No, it won't -- not the 1929 kind of crash. Modern governments have unlimited capacity to prevent the collapse of domestic credit -- please note the adjective -- that followed the traditional panic. Governments occasionally let a bank fail, as a warning to reckless management, but they protect the depostitors. The most familiar of disasters won't repeat itself. But there are other kinds of disaster about which you can't be quite so sure. In particular, there are three sources of serious economic disruption that Americans ought to worry about.

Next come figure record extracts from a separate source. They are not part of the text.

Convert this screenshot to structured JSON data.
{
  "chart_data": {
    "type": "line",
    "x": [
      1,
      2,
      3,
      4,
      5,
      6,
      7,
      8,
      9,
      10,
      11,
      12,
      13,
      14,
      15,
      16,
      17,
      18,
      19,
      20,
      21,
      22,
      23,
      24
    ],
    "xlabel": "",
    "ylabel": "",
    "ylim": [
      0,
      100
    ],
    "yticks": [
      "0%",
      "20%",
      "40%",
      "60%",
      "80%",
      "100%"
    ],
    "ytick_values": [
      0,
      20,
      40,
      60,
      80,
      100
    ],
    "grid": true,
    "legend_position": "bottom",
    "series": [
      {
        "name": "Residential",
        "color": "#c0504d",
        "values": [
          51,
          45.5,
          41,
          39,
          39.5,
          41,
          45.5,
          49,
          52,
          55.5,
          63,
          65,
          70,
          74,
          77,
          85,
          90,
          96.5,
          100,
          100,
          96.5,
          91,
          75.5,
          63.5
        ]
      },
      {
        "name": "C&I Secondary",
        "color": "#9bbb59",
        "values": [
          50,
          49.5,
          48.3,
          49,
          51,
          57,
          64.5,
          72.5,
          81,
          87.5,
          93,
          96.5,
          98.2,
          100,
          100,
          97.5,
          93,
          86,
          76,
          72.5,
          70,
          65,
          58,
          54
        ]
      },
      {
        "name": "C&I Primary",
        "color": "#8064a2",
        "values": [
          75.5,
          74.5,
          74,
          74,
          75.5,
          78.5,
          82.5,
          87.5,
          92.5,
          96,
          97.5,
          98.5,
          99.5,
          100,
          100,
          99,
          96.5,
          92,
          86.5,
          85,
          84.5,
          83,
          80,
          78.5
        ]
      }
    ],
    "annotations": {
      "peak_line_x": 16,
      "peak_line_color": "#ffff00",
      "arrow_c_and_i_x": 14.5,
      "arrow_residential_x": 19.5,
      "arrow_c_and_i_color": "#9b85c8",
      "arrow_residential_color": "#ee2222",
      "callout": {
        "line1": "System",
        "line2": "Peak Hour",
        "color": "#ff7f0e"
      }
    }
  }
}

The public enthusiasm for combating inflation seems to be diminishing -- especially now that the tightening of credit is starting to hurt. You can already hear the cry: inflation's been high for years and, since most people are getting along all right, why fight it? The answer is that, unfortunately, inflation damages the long-term processes that generate jobs and raise real incomes. There are countries that have, for a time, combined high inflation and high prosperity. But it doesn't last. fWhen a country's currency is, like the U.S. dollar, one that foreigners hold for security and in which they do most of their international business, there's very little leeway. The decline of the British pound has repeatedly weakened the British domestic economy, and vice versa, over the past generation.
While the major countries' banking systems are perfectly solid at home, there is also a very large international system that is, in effect, under no flag at all. A Eurocurrency is the currency of one country deposited in the banks of another -- and the Eurocurrency market is not regulated by anyone. Banking authorities of the leading financial centers are aware of the peril here, and have been working on cooperative arrangements to handle serious defaults or failures. But those arrangements have never been seriously tested.
Finally, and inescapably, there's oil. Driven not only by high demand but by national emotions in the exporting countries, oil prices have risen by two-thirds over the past year and are still rising. You will have observed tht all of these dangers -- inflation, the vulnerability of an unregulated international banking structure and oil prices -- are closely related and each aggravates the others.
The international financial system is not self-regulating of self -stabilizing. During the 1930s, nobody was in charge of it and that was one reason the depression lasted so long. For nearly three decades after World War ii, the United States commanded the system. Now American procedures has declined. Every government knows that a vacuum of authority exits. But so far, no one has found a way to fill it.